The Trump administration is considering launching a global and private network of "off the books" spies to combat "deep state" enemies working to undermine President Donald Trump's presidency, according to a new report.
The proposal for the network was believed to have been developed by Erik Prince, brother of Education Secretary Betsy DeVos, retired Central Intelligence Agency officer John Maguire, and Oliver North, a key figure in the Iran-Contra scandal.
Unconfirmed reports that the Trump administration is mulling the creation of a privately-run global spy network to counter the president's "deep state" adversaries within the USA intelligence community has set the internet ablaze with discussion over the move's implications for America's future.
The alleged proposal would create a spy network in countries deemed "denied areas" for current American intelligence personnel, including North Korea and Iran.
President Trump is considering creating a private network of spies that would be controlled directly by him and his Central Intelligence Agency chief, according to a report. He was the "ideological leader" brought in to lend credibility, said the former senior intelligence official.
"I can find no evidence that this ever came to the attention of anyone at the NSC or [White House] at all", Michael N. Anton, a National Security Council spokesman, said in an email. Other extreme measures, like a global rendition program and a propaganda effort in the Middle East, are also reportedly under consideration.
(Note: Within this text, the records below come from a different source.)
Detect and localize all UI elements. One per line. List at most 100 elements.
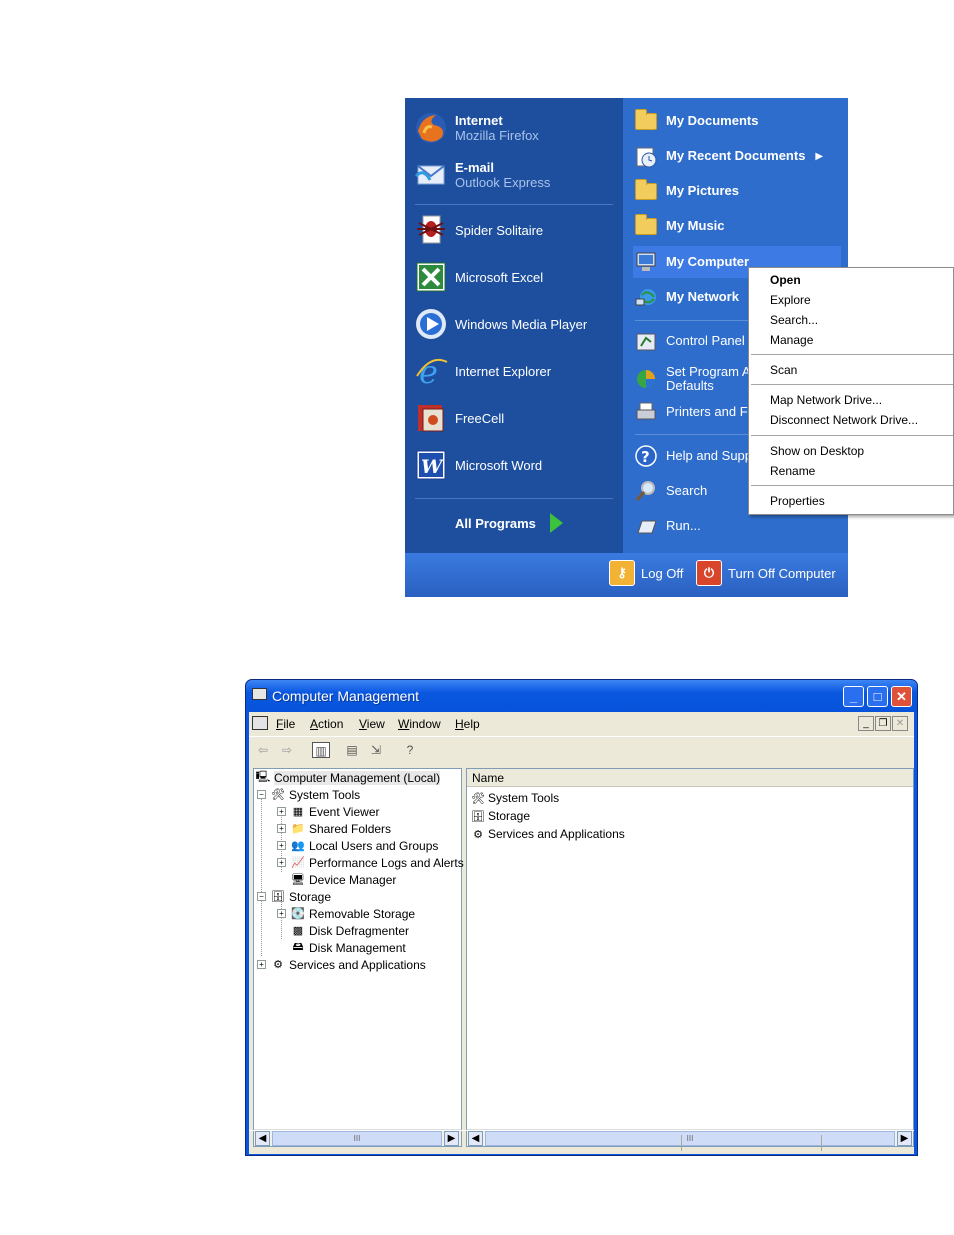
help-icon[interactable]: ? (401, 742, 419, 758)
export-list-icon[interactable]: ⇲ (367, 742, 385, 758)
menu-item-my-documents[interactable]: My Documents (633, 105, 843, 137)
context-item-scan[interactable]: Scan (770, 360, 797, 380)
context-item-manage[interactable]: Manage (770, 330, 813, 350)
mdi-restore-button[interactable]: ❐ (875, 716, 891, 731)
expand-icon[interactable]: + (277, 807, 286, 816)
tree-node-disk-defragmenter[interactable]: ▩ Disk Defragmenter (290, 922, 409, 939)
tree-node-computer-management[interactable]: 🖳 Computer Management (Local) (255, 769, 441, 786)
log-off-button[interactable]: ⚷ Log Off (609, 560, 683, 586)
context-item-explore[interactable]: Explore (770, 290, 811, 310)
menu-item-freecell[interactable]: FreeCell (413, 398, 623, 438)
mdi-minimize-button[interactable]: _ (858, 716, 874, 731)
separator (415, 204, 613, 205)
menu-item-internet-explorer[interactable]: e Internet Explorer (413, 351, 623, 391)
all-programs-button[interactable]: All Programs (455, 513, 563, 533)
menu-item-internet[interactable]: Internet Mozilla Firefox (413, 108, 623, 148)
menu-item-my-music[interactable]: My Music (633, 210, 843, 242)
menu-bar: File Action View Window Help _ ❐ ✕ (249, 712, 914, 736)
svg-text:W: W (421, 456, 444, 478)
tree-node-shared-folders[interactable]: + 📁 Shared Folders (277, 820, 391, 837)
menu-window[interactable]: Window (398, 717, 441, 731)
list-item[interactable]: ⚙ Services and Applications (470, 825, 625, 843)
power-icon: ⏻ (696, 560, 722, 586)
my-recent-documents-label: My Recent Documents (666, 148, 806, 163)
folder-icon (633, 213, 659, 239)
tree-node-storage[interactable]: − 🗄 Storage (257, 888, 331, 905)
menu-view[interactable]: View (359, 717, 385, 731)
menu-item-excel[interactable]: Microsoft Excel (413, 257, 623, 297)
tree-node-performance-logs[interactable]: + 📈 Performance Logs and Alerts (277, 854, 464, 871)
menu-item-my-pictures[interactable]: My Pictures (633, 175, 843, 207)
excel-label: Microsoft Excel (455, 269, 544, 285)
context-item-search[interactable]: Search... (770, 310, 818, 330)
tree-node-services-and-applications[interactable]: + ⚙ Services and Applications (257, 956, 426, 973)
mdi-close-button[interactable]: ✕ (892, 716, 908, 731)
tree-label: System Tools (289, 787, 361, 802)
tree-node-device-manager[interactable]: 🖥 Device Manager (290, 871, 396, 888)
properties-icon[interactable]: ▤ (343, 742, 361, 758)
internet-explorer-label: Internet Explorer (455, 363, 552, 379)
system-tools-icon: 🛠 (271, 789, 285, 801)
context-item-map-network-drive[interactable]: Map Network Drive... (770, 390, 882, 410)
context-separator (751, 384, 953, 385)
freecell-icon (413, 400, 449, 436)
tree-label: Performance Logs and Alerts (309, 855, 464, 870)
tree-node-event-viewer[interactable]: + ▦ Event Viewer (277, 803, 379, 820)
tree-node-local-users[interactable]: + 👥 Local Users and Groups (277, 837, 438, 854)
control-panel-label: Control Panel (666, 333, 745, 348)
mmc-app-icon[interactable] (252, 716, 268, 730)
list-item[interactable]: 🗄 Storage (470, 807, 530, 825)
console-tree: 🖳 Computer Management (Local) − 🛠 System… (253, 768, 464, 1147)
context-separator (751, 354, 953, 355)
context-item-properties[interactable]: Properties (770, 491, 825, 511)
tree-node-removable-storage[interactable]: + 💽 Removable Storage (277, 905, 415, 922)
removable-storage-icon: 💽 (291, 908, 305, 920)
status-divider (681, 1135, 682, 1151)
expand-icon[interactable]: + (277, 841, 286, 850)
defragmenter-icon: ▩ (292, 925, 304, 937)
title-bar[interactable]: Computer Management _ □ ✕ (246, 680, 917, 712)
context-item-show-on-desktop[interactable]: Show on Desktop (770, 441, 864, 461)
expand-icon[interactable]: + (277, 824, 286, 833)
context-item-disconnect-network-drive[interactable]: Disconnect Network Drive... (770, 410, 918, 430)
menu-item-windows-media-player[interactable]: Windows Media Player (413, 304, 623, 344)
turn-off-label: Turn Off Computer (728, 565, 836, 581)
tree-node-system-tools[interactable]: − 🛠 System Tools (257, 786, 360, 803)
computer-management-icon (252, 688, 267, 700)
expand-icon[interactable]: + (277, 909, 286, 918)
window-client: File Action View Window Help _ ❐ ✕ ⇦ ⇨ ▥… (249, 712, 914, 1154)
my-computer-label: My Computer (666, 254, 750, 269)
tree-node-disk-management[interactable]: 🖴 Disk Management (290, 939, 406, 956)
menu-help[interactable]: Help (455, 717, 480, 731)
list-item[interactable]: 🛠 System Tools (470, 789, 559, 807)
svg-text:e: e (419, 354, 438, 388)
expand-icon[interactable]: + (277, 858, 286, 867)
menu-action[interactable]: Action (310, 717, 343, 731)
menu-item-my-recent-documents[interactable]: My Recent Documents ▶ (633, 140, 843, 172)
menu-item-spider-solitaire[interactable]: Spider Solitaire (413, 210, 623, 250)
tree-label: Disk Defragmenter (309, 923, 410, 938)
menu-file[interactable]: File (276, 717, 295, 731)
maximize-button[interactable]: □ (867, 686, 888, 707)
expand-icon[interactable]: + (257, 960, 266, 969)
outlook-express-icon (413, 157, 449, 193)
close-button[interactable]: ✕ (891, 686, 912, 707)
column-header-name[interactable]: Name (467, 769, 913, 787)
collapse-icon[interactable]: − (257, 790, 266, 799)
minimize-button[interactable]: _ (843, 686, 864, 707)
tree-label: Disk Management (309, 940, 406, 955)
turn-off-computer-button[interactable]: ⏻ Turn Off Computer (696, 560, 836, 586)
menu-item-word[interactable]: W Microsoft Word (413, 445, 623, 485)
computer-management-window: Computer Management _ □ ✕ File Action Vi… (245, 679, 918, 1156)
show-hide-console-tree-icon[interactable]: ▥ (312, 742, 330, 758)
search-label: Search (666, 483, 708, 498)
menu-file-label: ile (283, 717, 296, 731)
context-item-open[interactable]: Open (770, 270, 801, 290)
menu-view-label: iew (366, 717, 385, 731)
tree-label: Event Viewer (309, 804, 380, 819)
menu-item-email[interactable]: E-mail Outlook Express (413, 155, 623, 195)
collapse-icon[interactable]: − (257, 892, 266, 901)
context-item-rename[interactable]: Rename (770, 461, 815, 481)
forward-icon[interactable]: ⇨ (278, 742, 296, 758)
back-icon[interactable]: ⇦ (254, 742, 272, 758)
While The Intercept reports that senior Trump officials, including Vice President Pence, have been briefed on the proposals, the National Security Council said in a statement that the White House "does not and would not support such a proposal".
According to two former senior intelligence officials, Pompeo has embraced the plan and has lobbied the White House to approve the contract.
Maguire, a former CIA case officer and intelligence contractor for the Amyntor Group, reportedly led a US effort to provoke Saddam Hussein into war before the 2003 invasion of Iraq, and he worked alongside the late Iran-Contra figure Duane "Dewey" Clarridge.
The Washington Post reported earlier this year that Prince had traveled to an Indian Ocean getaway in the Seychelles to meet with Abu Dhabi crown prince Mohammad bin Zayed and an associate of Vladimir Putin as an unofficial representative of the Trump transition. However, the Central Intelligence Agency said The Intercept had been fed "inaccurate information by people peddling an agenda".